Today's PRESERVER was built by Saint John Shipbuilding and Dry Dock Company and commissioned in St. John, NB on 7 August 1970. She is the third of three operational support ships built in Canada for the Canadian Navy and has now been in commission for forty-one years.
PRESERVER is an Auxiliary Oiler Replenishment vessel or AOR. Such ships are designed to carry large amounts of fuel, provisions, and dry stores for the support of naval operations far away from port. Replenishment oilers are also equipped with more extensive medical and dental facilities than destroyers and frigates can provide.
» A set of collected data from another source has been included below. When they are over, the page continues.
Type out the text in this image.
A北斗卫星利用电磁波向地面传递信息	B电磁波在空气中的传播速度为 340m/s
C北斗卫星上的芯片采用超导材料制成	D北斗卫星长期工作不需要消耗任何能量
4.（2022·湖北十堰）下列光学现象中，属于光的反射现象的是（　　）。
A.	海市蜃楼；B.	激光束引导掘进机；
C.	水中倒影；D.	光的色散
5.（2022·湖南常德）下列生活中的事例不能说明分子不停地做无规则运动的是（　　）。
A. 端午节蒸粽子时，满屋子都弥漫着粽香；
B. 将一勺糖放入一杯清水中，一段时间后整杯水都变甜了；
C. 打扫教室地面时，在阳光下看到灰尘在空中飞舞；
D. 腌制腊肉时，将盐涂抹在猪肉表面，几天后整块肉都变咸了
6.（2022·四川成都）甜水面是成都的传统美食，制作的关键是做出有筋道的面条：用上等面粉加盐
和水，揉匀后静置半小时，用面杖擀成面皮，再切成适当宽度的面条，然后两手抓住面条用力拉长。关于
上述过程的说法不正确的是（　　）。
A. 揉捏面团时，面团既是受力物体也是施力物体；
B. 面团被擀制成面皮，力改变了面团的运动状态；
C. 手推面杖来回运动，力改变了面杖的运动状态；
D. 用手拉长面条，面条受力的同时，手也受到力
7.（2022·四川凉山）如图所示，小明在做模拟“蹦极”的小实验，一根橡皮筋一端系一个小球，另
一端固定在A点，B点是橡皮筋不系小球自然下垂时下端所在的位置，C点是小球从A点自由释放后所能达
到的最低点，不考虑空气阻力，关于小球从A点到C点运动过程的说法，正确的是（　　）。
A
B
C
Such combination of capabilities provides Canada with the ability to deploy naval forces for extensive periods, off our coasts or overseas, for the defense of Canada at home and in support of foreign policy abroad.
Following her commissioning in 1970, PRESERVER spent the next 20 years supporting Canadian ships and those of our NATO allies conducting operations in the Atlantic. Such operations were primarily focused on Anti-Submarine Warfare (ASW), seeking to deter Soviet forces and contributing to the larger strategy of containment until the Warsaw Pact eventually collapsed and the Soviet Union disintegrated in 1991.
Hopes for a New World Order rapidly gave way to a New World "Disorder" in the late 1980s and early 1990s. The Canadian Navy was called upon to change focus from the North Atlantic, sending ships and task groups to fight instability and re-establish security around the world. PRESERVER was at the heart of this increased tempo of operations, responding to crisis after crisis:
These deployments do not include the myriad of exercises conduct at home and abroad, with other government departments in Canada and military allies overseas, which constitute the bulk of the Force Generation effort required to keep our ships and sailors ready to fight and provide humanitarian assistance at such short notice. PRESERVER sailors have made individual contribution to numerous missions through years, serving on land alongside Army and Air Force personnel, on domestic operations in Canada and overseas.
PRESERVER has completed a year-long, $44.7 million refit March 2011, and is now working up to a high operational tempo. PRESERVER is once again the “Heart of the Fleet,” and stands ready to protect Canada at home and abroad.